North Carolina’s shrimp industry could face sweeping changes in 2018 following a controversial move to allow a 100-page petition filed by the state Wildlife Federation and the Southern Environmental Law Center to move forward. The 5-3 decision handed down by the Marine Fisheries Commission on Feb. 16 has the entire commercial fishing community braced for what could be a crippling blow to the industry.
The petition, now headed into the rule-making process, calls for all state coastal waters not already designated as nursery areas to be designated as special secondary nursery areas, in which shrimp and crab trawling would be prohibited except during open shrimp season. If approved, these regulations would shorten the number of days shrimp trawlers can fish, how much they can fish and where they can trawl in state waters.
The fact that North Carolina is the only state on the East Coast that still allows shrimp trawling in sounds and rivers is the battle cry of proponents of the proposal. But fishermen and environmentalists say management is doing just fine as is.
“The fact is, this state’s marine fisheries division is doing an outstanding job managing the fishery,” said Melvin Shepard, former president of the board of the North Carolina Coastal Federation. “That’s why we are still shrimping and doing very well at it.”
Jerry Schill, president of the North Carolina Fisheries Association, is disappointed but far from shocked.
“When the previous governor reappoints a former Coastal Conservation Association board member and a bully who has clearly violated our state’s open meetings laws, as well as appointed two CCA sympathizers to at-large seats, you know the deck is stacked,” says Schill. “That said, I remained optimistic because of the overwhelming [84 percent] vote of the five advisory boards to deny the petition in January.”
For one commercial fisherman attending the meeting, this latest move could have devastating effects.
“If these rules are implemented it will affect their ability to make a living shrimping,” said Albemarle fisherman Terry Pratt . “It will affect 9.5 million people’s ability to have North Carolina… shrimp and other seafood.”
Marine Fisheries Commission member Allison Willis voted against the petition going forward and said she thinks the proposed regulations in the petition “went too far.”
“I think this is such a waste of the state’s resources,” she added. “This is extremely discouraging to me.”
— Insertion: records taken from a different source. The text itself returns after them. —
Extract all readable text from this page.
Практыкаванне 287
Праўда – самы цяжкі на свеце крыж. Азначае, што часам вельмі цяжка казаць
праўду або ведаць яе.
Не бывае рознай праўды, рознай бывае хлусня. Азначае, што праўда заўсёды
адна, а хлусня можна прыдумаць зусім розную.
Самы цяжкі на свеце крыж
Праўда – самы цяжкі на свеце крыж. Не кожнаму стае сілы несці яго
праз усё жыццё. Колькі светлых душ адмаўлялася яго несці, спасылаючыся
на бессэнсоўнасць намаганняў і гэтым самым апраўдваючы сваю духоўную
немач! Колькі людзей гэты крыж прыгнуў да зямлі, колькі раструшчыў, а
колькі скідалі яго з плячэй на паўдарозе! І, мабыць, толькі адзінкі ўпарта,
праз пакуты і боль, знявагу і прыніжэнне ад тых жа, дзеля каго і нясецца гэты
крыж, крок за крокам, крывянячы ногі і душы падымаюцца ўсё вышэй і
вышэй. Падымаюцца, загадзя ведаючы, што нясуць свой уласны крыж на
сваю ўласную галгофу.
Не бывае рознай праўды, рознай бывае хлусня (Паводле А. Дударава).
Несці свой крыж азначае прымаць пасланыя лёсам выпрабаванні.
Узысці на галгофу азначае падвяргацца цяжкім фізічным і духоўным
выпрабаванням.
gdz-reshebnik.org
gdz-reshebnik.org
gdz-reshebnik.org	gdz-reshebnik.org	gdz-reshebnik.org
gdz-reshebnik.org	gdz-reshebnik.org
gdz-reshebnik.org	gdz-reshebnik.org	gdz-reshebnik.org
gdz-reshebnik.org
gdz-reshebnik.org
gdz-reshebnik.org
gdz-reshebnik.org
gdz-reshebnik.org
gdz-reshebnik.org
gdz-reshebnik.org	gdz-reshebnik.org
According to Schill, the petition represents a trend he says raises major concerns for the future. “Bottom line? Science be damned and full steam ahead for special interest agendas that would decimate coastal North Carolina communities,” he said. “What the commission did was cause for continued worry for thousands of families and a huge waste of taxpayer resources.”
There are also concerns about how the proposed rules would interact with existing rules. Fisheries staffer Trish Murphy said the proposed regulations would affect not just shrimp trawling, but also other forms of trawling, such as flynet, flounder and crab trawling.